Y entonces llegó la decisión que parecía imposible incluso para la imaginación más delirante: la final se mudaba a Madrid. Europa tendría un Superclásico. Y Argentina, su cicatriz.
El Santiago Bernabéu fue un planeta aparte. Un Superclásico jugado entre banderas blancas del Real Madrid, hinchas neutrales filmando todo con el celular y un clima que mezclaba ópera con folklore rioplatense.

Boca golpeó primero con un gol brillante de Benedetto, que antes de festejar decidió dejar una imagen que entró en la memoria colectiva: la lengua afuera, burlona, provocadora, empujando a Montiel. Una postal que el destino guardó para hacerla volver… multiplicada.

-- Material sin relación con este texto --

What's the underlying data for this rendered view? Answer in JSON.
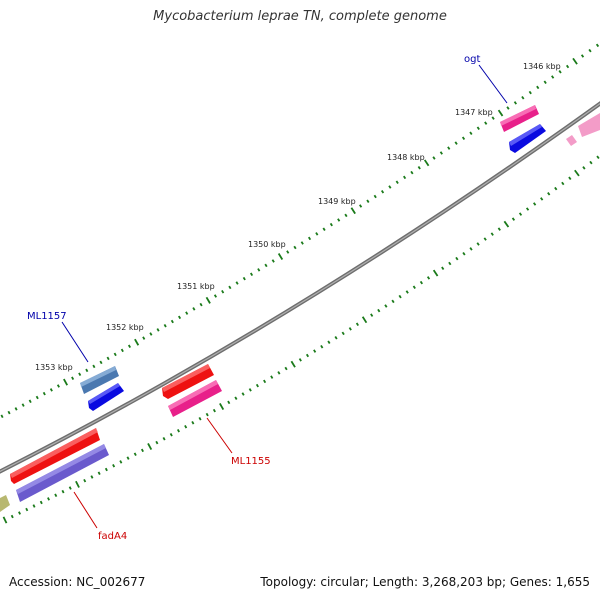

Pero River, como tantas veces en la era Gallardo, volvió a aparecer en el momento exacto. Una jugada sobre la derecha, toque rápido, pase filtrado… y Pratto, otra vez él, definió cruzado para el 1-1. Su tercer gol en la serie. Su nombre grabado en la final más grande de la historia entre ambos.
El alargue llegó envuelto en tensión: expulsión de Barrios, el tiro libre indirecto dentro del área de Boca, la volea de Jara al palo. Cada jugada era un sobresalto. Hasta que llegó el momento que marcó una generación.
Todo cambió cuando Juan Fernando "Juanfer" Quintero recibió en la puerta del área. El colombiano, con ese talento de artista impredecible, soltó un zurdazo que chocó el travesaño y entró como si la pelota supiera que la historia estaba esperando ese impacto.
El primer instante en el que el mundo vio a River adelantarse por primera vez en toda la serie.
Boca, desesperado, fue con todo. Andrada subió a cabecear un córner, Armani rechazó y la pelota terminó en los pies del Pity.
Y entonces se abrió el cielo.

La corrida de Gonzalo “Pity” Martínez es uno de los momentos más icónicos en la historia del fútbol argentino. Campo abierto, 120 minutos en las piernas, y aun así la pelota parecía liviana. Las tribunas parecían gritar en cámara lenta. Izquierdoz corrió desde atrás, pero ya no importaba. Nadie podía detener lo inevitable.
¡Armani! El taco, no, hace la personal y ahí se va, se va, se viene Martínez para el gol, y va el tercero, y va el tercero, y gol de River, ¡gol de Riveeeeeeeeeeeeeeeer! - Mariano Closs
Pity la empujó al arco vacío, casi con ternura, y en ese instante River selló la noche más gloriosa de su vida moderna. Ese gol no solo cerró una final: selló una era. El 3-1 en Madrid, el 5-3 global, el recuerdo eterno
A siete años, lo que queda no es solo el resultado. Es la certeza de que ninguna final volverá a ser igual. Que esa mezcla de caos, épica, talento, provocación y redención fue irrepetible. El fútbol argentino perdió mucho en ese periodo… pero ganó un relato que se seguirá contando dentro de cien años.
Una final que fue película. Una película que fue leyenda. Y una leyenda que, para muchos, todavía duele… o todavía emociona.